All tumors were IDH wild type and without favorable genetic signatures. Ten of the tumors were large, with a bi-perpendicular tumor of 5.5 cm or more, three patients had multifocal spread and one had leptomeningeal spread. Eight of the 12 patients had received at least two prior lines of therapy and four had received at least three.

The primary goal of the study was the safety of G207 alone or in combination with a dose of 5 Gy radiation therapy, which was designed to help spread the virus through the tumor. The secondary result was efficacy and biological response. The study used a 3 + 3 dose escalation design using four dose levels (1 × 107 plaque-forming units; 1 × 108; 1 × 107 + 5 Gy; and the planned phase II dose of 1 × 108 + 5 Gy) , deliver the virus in up to 2.4 ml at up to four sites.

Three patients in the study had HSV-1 IgG antibodies at baseline and although none of the four patients treated with the lowest dose seroconverted, three of the four treated with the 1 × 108 dose did. Median OS was superior in those who seroconverted compared to those who had antibodies at baseline (18.3 versus 5.1 months, respectively), although Friedman noted that this should be confirmed in a larger group of patients.

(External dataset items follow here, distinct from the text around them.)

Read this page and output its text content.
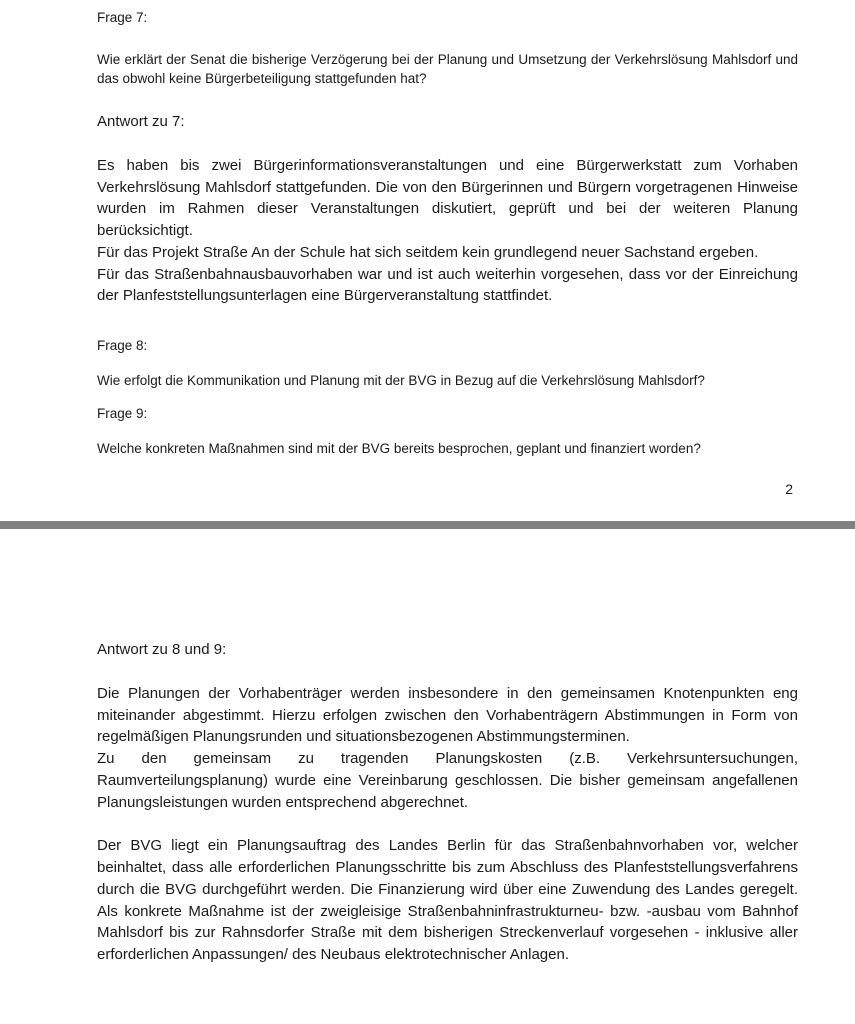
Frage 7:

Wie erklärt der Senat die bisherige Verzögerung bei der Planung und Umsetzung der Verkehrslösung Mahlsdorf und das obwohl keine Bürgerbeteiligung stattgefunden hat?

Antwort zu 7:

Es haben bis zwei Bürgerinformationsveranstaltungen und eine Bürgerwerkstatt zum Vorhaben Verkehrslösung Mahlsdorf stattgefunden. Die von den Bürgerinnen und Bürgern vorgetragenen Hinweise wurden im Rahmen dieser Veranstaltungen diskutiert, geprüft und bei der weiteren Planung berücksichtigt.

Für das Projekt Straße An der Schule hat sich seitdem kein grundlegend neuer Sachstand ergeben.

Für das Straßenbahnausbauvorhaben war und ist auch weiterhin vorgesehen, dass vor der Einreichung der Planfeststellungsunterlagen eine Bürgerveranstaltung stattfindet.

Frage 8:

Wie erfolgt die Kommunikation und Planung mit der BVG in Bezug auf die Verkehrslösung Mahlsdorf?

Frage 9:

Welche konkreten Maßnahmen sind mit der BVG bereits besprochen, geplant und finanziert worden?

2

Antwort zu 8 und 9:

Die Planungen der Vorhabenträger werden insbesondere in den gemeinsamen Knotenpunkten eng miteinander abgestimmt. Hierzu erfolgen zwischen den Vorhabenträgern Abstimmungen in Form von regelmäßigen Planungsrunden und situationsbezogenen Abstimmungsterminen.

Zu den gemeinsam zu tragenden Planungskosten (z.B. Verkehrsuntersuchungen, Raumverteilungsplanung) wurde eine Vereinbarung geschlossen. Die bisher gemeinsam angefallenen Planungsleistungen wurden entsprechend abgerechnet.

Der BVG liegt ein Planungsauftrag des Landes Berlin für das Straßenbahnvorhaben vor, welcher beinhaltet, dass alle erforderlichen Planungsschritte bis zum Abschluss des Planfeststellungsverfahrens durch die BVG durchgeführt werden. Die Finanzierung wird über eine Zuwendung des Landes geregelt. Als konkrete Maßnahme ist der zweigleisige Straßenbahninfrastrukturneu- bzw. -ausbau vom Bahnhof Mahlsdorf bis zur Rahnsdorfer Straße mit dem bisherigen Streckenverlauf vorgesehen - inklusive aller erforderlichen Anpassungen/ des Neubaus elektrotechnischer Anlagen.
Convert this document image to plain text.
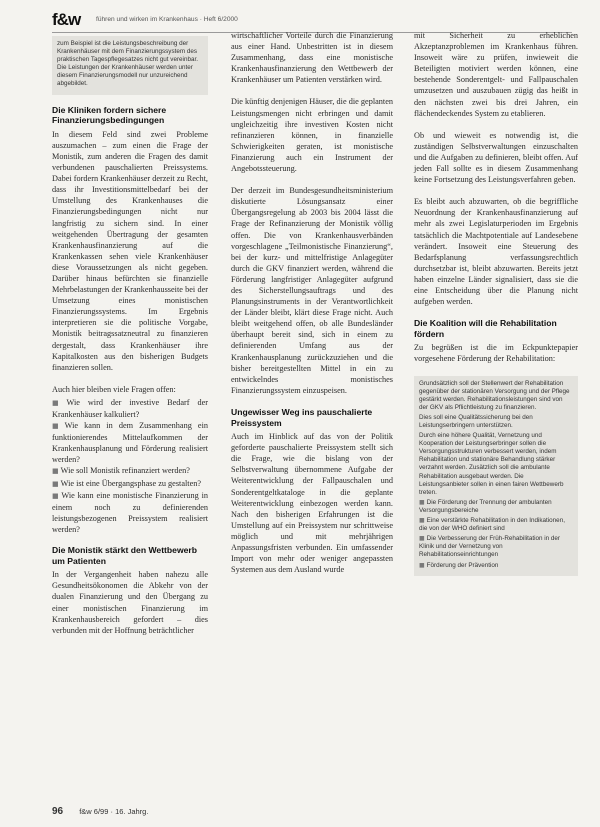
f&w führen und wirken im Krankenhaus · Heft 6/2000

zum Beispiel ist die Leistungsbeschreibung der Krankenhäuser mit dem Finanzierungssystem des praktischen Tagespflegesatzes nicht gut vereinbar. Die Leistungen der Krankenhäuser werden unter diesem Finanzierungsmodell nur unzureichend abgebildet.

Die Kliniken fordern sichere Finanzierungsbedingungen

In diesem Feld sind zwei Probleme auszumachen – zum einen die Frage der Monistik, zum anderen die Fragen des damit verbundenen pauschalierten Preissystems. Dabei fordern Krankenhäuser derzeit zu Recht, dass ihr Investitionsmittelbedarf bei der Umstellung des Krankenhauses die Finanzierungsbedingungen nicht nur langfristig zu sichern sind. In einer weitgehenden Übertragung der gesamten Krankenhausfinanzierung auf die Krankenkassen sehen viele Krankenhäuser diese Voraussetzungen als nicht gegeben. Darüber hinaus befürchten sie finanzielle Mehrbelastungen der Krankenhausseite bei der Umsetzung eines monistischen Finanzierungssystems. Im Ergebnis interpretieren sie die politische Vorgabe, Monistik beitragssatzneutral zu finanzieren dergestalt, dass Krankenhäuser ihre Kapitalkosten aus den bisherigen Budgets finanzieren sollen.

Auch hier bleiben viele Fragen offen:

■ Wie wird der investive Bedarf der Krankenhäuser kalkuliert?
■ Wie kann in dem Zusammenhang ein funktionierendes Mittelaufkommen der Krankenhausplanung und Förderung realisiert werden?
■ Wie soll Monistik refinanziert werden?
■ Wie ist eine Übergangsphase zu gestalten?
■ Wie kann eine monistische Finanzierung in einem noch zu definierenden leistungsbezogenen Preissystem realisiert werden?
Die Monistik stärkt den Wettbewerb um Patienten

In der Vergangenheit haben nahezu alle Gesundheitsökonomen die Abkehr von der dualen Finanzierung und den Übergang zu einer monistischen Finanzierung im Krankenhausbereich gefordert – dies verbunden mit der Hoffnung beträchtlicher

wirtschaftlicher Vorteile durch die Finanzierung aus einer Hand. Unbestritten ist in diesem Zusammenhang, dass eine monistische Krankenhausfinanzierung den Wettbewerb der Krankenhäuser um Patienten verstärken wird.

Die künftig denjenigen Häuser, die die geplanten Leistungsmengen nicht erbringen und damit ungleichzeitig ihre investiven Kosten nicht refinanzieren können, in finanzielle Schwierigkeiten geraten, ist monistische Finanzierung auch ein Instrument der Angebotssteuerung.

Der derzeit im Bundesgesundheitsministerium diskutierte Lösungsansatz einer Übergangsregelung ab 2003 bis 2004 lässt die Frage der Refinanzierung der Monistik völlig offen. Die von Krankenhausverbänden vorgeschlagene „Teilmonistische Finanzierung“, bei der kurz- und mittelfristige Anlagegüter durch die GKV finanziert werden, während die Förderung langfristiger Anlagegüter aufgrund des Sicherstellungsauftrags und des Planungsinstruments in der Verantwortlichkeit der Länder bleibt, klärt diese Frage nicht. Auch bleibt weitgehend offen, ob alle Bundesländer überhaupt bereit sind, sich in einem zu definierenden Umfang aus der Krankenhausplanung zurückzuziehen und die bisher bereitgestellten Mittel in ein zu entwickelndes monistisches Finanzierungssystem einzuspeisen.

Ungewisser Weg ins pauschalierte Preissystem

Auch im Hinblick auf das von der Politik geforderte pauschalierte Preissystem stellt sich die Frage, wie die bislang von der Selbstverwaltung übernommene Aufgabe der Weiterentwicklung der Fallpauschalen und Sonderentgeltkataloge in die geplante Weiterentwicklung einbezogen werden kann. Nach den bisherigen Erfahrungen ist die Umstellung auf ein Preissystem nur schrittweise möglich und mit mehrjährigen Anpassungsfristen verbunden. Ein umfassender Import von mehr oder weniger angepassten Systemen aus dem Ausland wurde

mit Sicherheit zu erheblichen Akzeptanzproblemen im Krankenhaus führen. Insoweit wäre zu prüfen, inwieweit die Beteiligten motiviert werden können, eine bestehende Sonderentgelt- und Fallpauschalen umzusetzen und auszubauen zügig das heißt in den nächsten zwei bis drei Jahren, ein flächendeckendes System zu etablieren.

Ob und wieweit es notwendig ist, die zuständigen Selbstverwaltungen einzuschalten und die Aufgaben zu definieren, bleibt offen. Auf jeden Fall sollte es in diesem Zusammenhang keine Fortsetzung des Leistungsverfahren geben.

Es bleibt auch abzuwarten, ob die begriffliche Neuordnung der Krankenhausfinanzierung auf mehr als zwei Legislaturperioden im Ergebnis tatsächlich die Machtpotentiale auf Landesebene verändert. Insoweit eine Steuerung des Bedarfsplanung verfassungsrechtlich durchsetzbar ist, bleibt abzuwarten. Bereits jetzt haben einzelne Länder signalisiert, dass sie die eine Entscheidung über die Planung nicht aufgeben werden.

Die Koalition will die Rehabilitation fördern

Zu begrüßen ist die im Eckpunktepapier vorgesehene Förderung der Rehabilitation:

Grundsätzlich soll der Stellenwert der Rehabilitation gegenüber der stationären Versorgung und der Pflege gestärkt werden. Rehabilitationsleistungen sind von der GKV als Pflichtleistung zu finanzieren.

Dies soll eine Qualitätssicherung bei den Leistungserbringern unterstützen.

Durch eine höhere Qualität, Vernetzung und Kooperation der Leistungserbringer sollen die Versorgungsstrukturen verbessert werden, indem Rehabilitation und stationäre Behandlung stärker verzahnt werden. Zusätzlich soll die ambulante Rehabilitation ausgebaut werden. Die Leistungsanbieter sollen in einen fairen Wettbewerb treten.

■ Die Förderung der Trennung der ambulanten Versorgungsbereiche
■ Eine verstärkte Rehabilitation in den Indikationen, die von der WHO definiert sind
■ Die Verbesserung der Früh-Rehabilitation in der Klinik und der Vernetzung von Rehabilitationseinrichtungen
■ Förderung der Prävention
96 f&w 6/99 · 16. Jahrg.
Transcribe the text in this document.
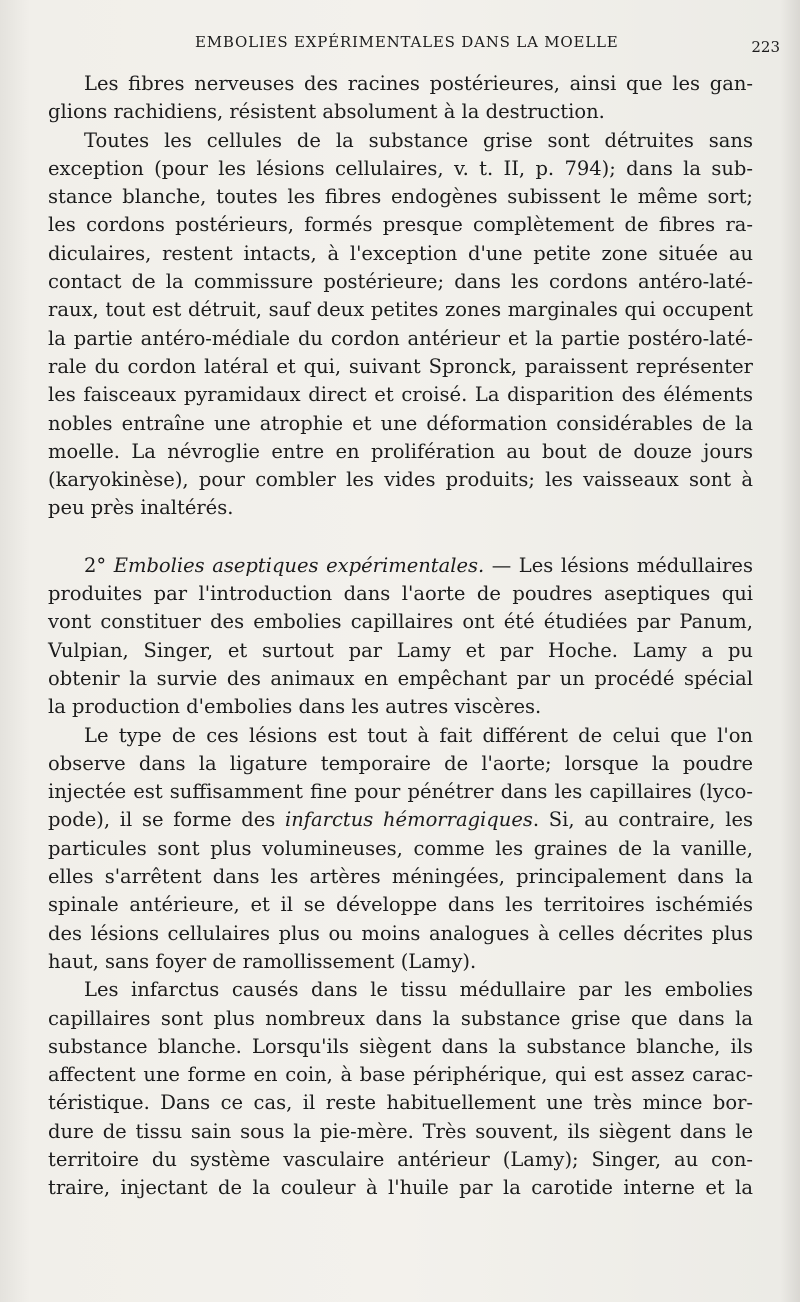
EMBOLIES EXPÉRIMENTALES DANS LA MOELLE	223

Les fibres nerveuses des racines postérieures, ainsi que les gan-

glions rachidiens, résistent absolument à la destruction.

Toutes les cellules de la substance grise sont détruites sans

exception (pour les lésions cellulaires, v. t. II, p. 794); dans la sub-

stance blanche, toutes les fibres endogènes subissent le même sort;

les cordons postérieurs, formés presque complètement de fibres ra-

diculaires, restent intacts, à l'exception d'une petite zone située au

contact de la commissure postérieure; dans les cordons antéro-laté-

raux, tout est détruit, sauf deux petites zones marginales qui occupent

la partie antéro-médiale du cordon antérieur et la partie postéro-laté-

rale du cordon latéral et qui, suivant Spronck, paraissent représenter

les faisceaux pyramidaux direct et croisé. La disparition des éléments

nobles entraîne une atrophie et une déformation considérables de la

moelle. La névroglie entre en prolifération au bout de douze jours

(karyokinèse), pour combler les vides produits; les vaisseaux sont à

peu près inaltérés.

2° Embolies aseptiques expérimentales. — Les lésions médullaires

produites par l'introduction dans l'aorte de poudres aseptiques qui

vont constituer des embolies capillaires ont été étudiées par Panum,

Vulpian, Singer, et surtout par Lamy et par Hoche. Lamy a pu

obtenir la survie des animaux en empêchant par un procédé spécial

la production d'embolies dans les autres viscères.

Le type de ces lésions est tout à fait différent de celui que l'on

observe dans la ligature temporaire de l'aorte; lorsque la poudre

injectée est suffisamment fine pour pénétrer dans les capillaires (lyco-

pode), il se forme des infarctus hémorragiques. Si, au contraire, les

particules sont plus volumineuses, comme les graines de la vanille,

elles s'arrêtent dans les artères méningées, principalement dans la

spinale antérieure, et il se développe dans les territoires ischémiés

des lésions cellulaires plus ou moins analogues à celles décrites plus

haut, sans foyer de ramollissement (Lamy).

Les infarctus causés dans le tissu médullaire par les embolies

capillaires sont plus nombreux dans la substance grise que dans la

substance blanche. Lorsqu'ils siègent dans la substance blanche, ils

affectent une forme en coin, à base périphérique, qui est assez carac-

téristique. Dans ce cas, il reste habituellement une très mince bor-

dure de tissu sain sous la pie-mère. Très souvent, ils siègent dans le

territoire du système vasculaire antérieur (Lamy); Singer, au con-

traire, injectant de la couleur à l'huile par la carotide interne et la
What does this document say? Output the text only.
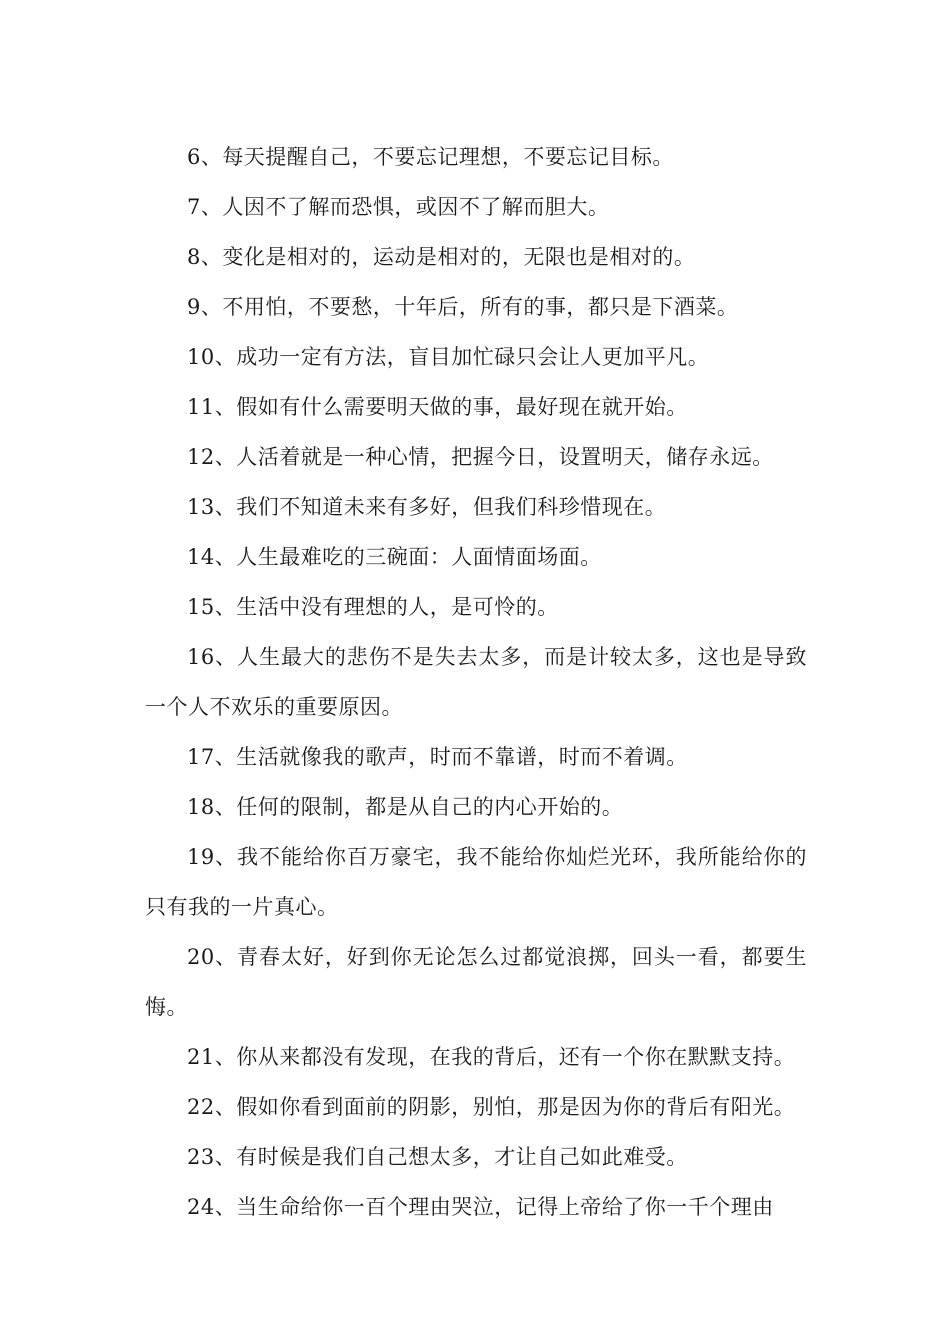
6、每天提醒自己，不要忘记理想，不要忘记目标。

7、人因不了解而恐惧，或因不了解而胆大。

8、变化是相对的，运动是相对的，无限也是相对的。

9、不用怕，不要愁，十年后，所有的事，都只是下酒菜。

10、成功一定有方法，盲目加忙碌只会让人更加平凡。

11、假如有什么需要明天做的事，最好现在就开始。

12、人活着就是一种心情，把握今日，设置明天，储存永远。

13、我们不知道未来有多好，但我们科珍惜现在。

14、人生最难吃的三碗面：人面情面场面。

15、生活中没有理想的人，是可怜的。

16、人生最大的悲伤不是失去太多，而是计较太多，这也是导致一个人不欢乐的重要原因。

17、生活就像我的歌声，时而不靠谱，时而不着调。

18、任何的限制，都是从自己的内心开始的。

19、我不能给你百万豪宅，我不能给你灿烂光环，我所能给你的只有我的一片真心。

20、青春太好，好到你无论怎么过都觉浪掷，回头一看，都要生悔。

21、你从来都没有发现，在我的背后，还有一个你在默默支持。

22、假如你看到面前的阴影，别怕，那是因为你的背后有阳光。

23、有时候是我们自己想太多，才让自己如此难受。

24、当生命给你一百个理由哭泣，记得上帝给了你一千个理由
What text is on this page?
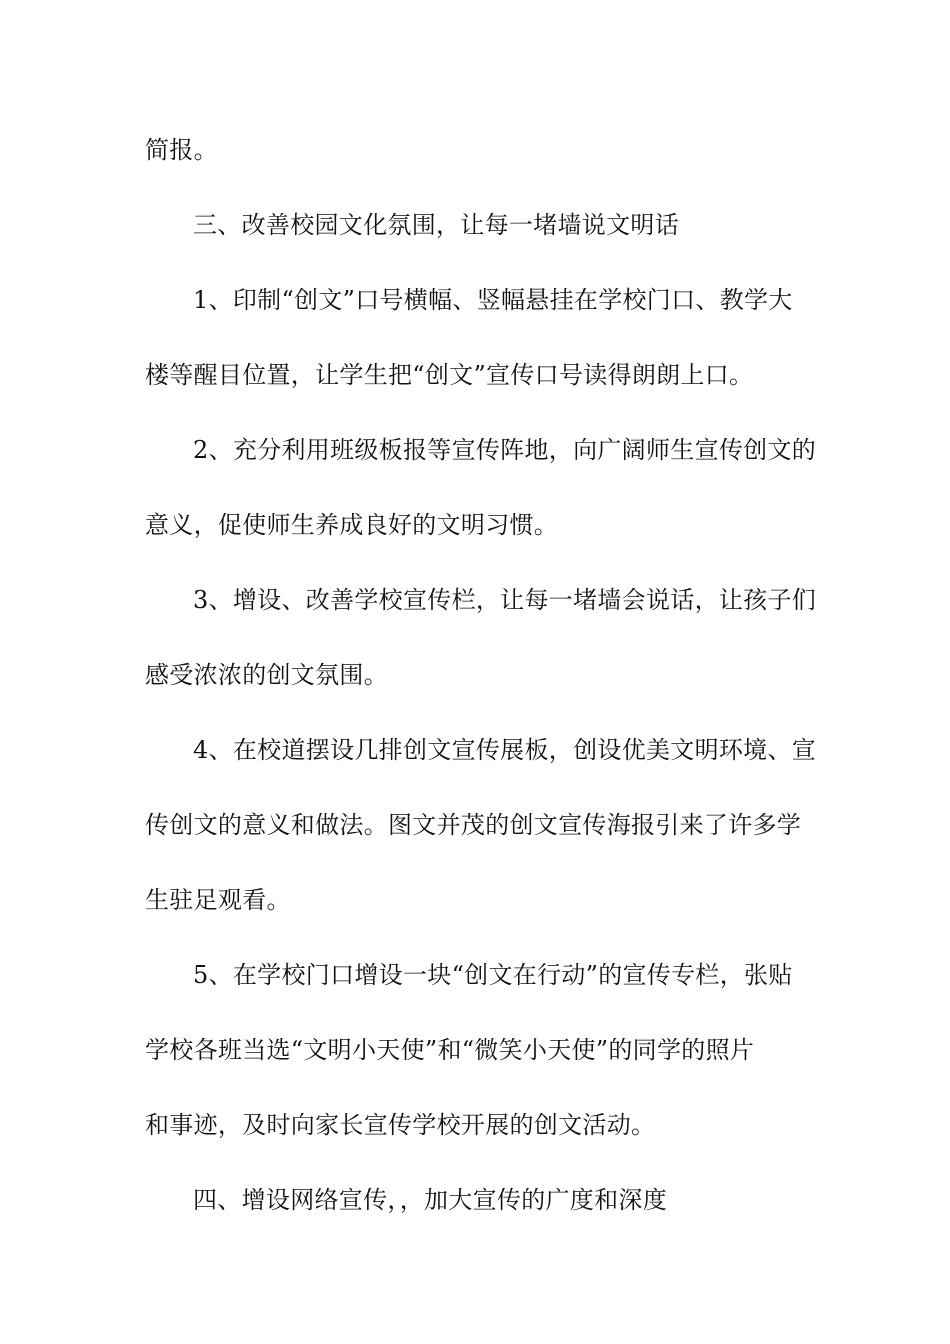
简报。
三、改善校园文化氛围，让每一堵墙说文明话
1、印制“创文”口号横幅、竖幅悬挂在学校门口、教学大
楼等醒目位置，让学生把“创文”宣传口号读得朗朗上口。
2、充分利用班级板报等宣传阵地，向广阔师生宣传创文的
意义，促使师生养成良好的文明习惯。
3、增设、改善学校宣传栏，让每一堵墙会说话，让孩子们
感受浓浓的创文氛围。
4、在校道摆设几排创文宣传展板，创设优美文明环境、宣
传创文的意义和做法。图文并茂的创文宣传海报引来了许多学
生驻足观看。
5、在学校门口增设一块“创文在行动”的宣传专栏，张贴
学校各班当选“文明小天使”和“微笑小天使”的同学的照片
和事迹，及时向家长宣传学校开展的创文活动。
四、增设网络宣传，，加大宣传的广度和深度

Adverse reactions included diarrhea, nausea and vomiting, chills, fatigue, fever, anorexia, dizziness, headache, seizures and postoperative bleeding, but no serious adverse events were considered to be related to G207.

Multiple sites were treated safely, Friedman said, including tumors in the frontal, parietal, temporal, and occipital lobes, as well as the thalamus, corpus callosum, and insula.

Two types of radiographic response were observed in the study: a “Swiss cheese” type, in which multiple cystic changes in size and number increased over time; and a pseudo-progression associated with lesion enlargement, an increased FLAIR signal, but a decrease in fractional tumor burden.

Ian Ingram joined MedPage Today in 2018 as a deputy editor in chief and covers oncology for the site.


The study was funded primarily by the FDA. Aettis / Treovir provided the G207.

Friedman disclosed support from the government and foundations.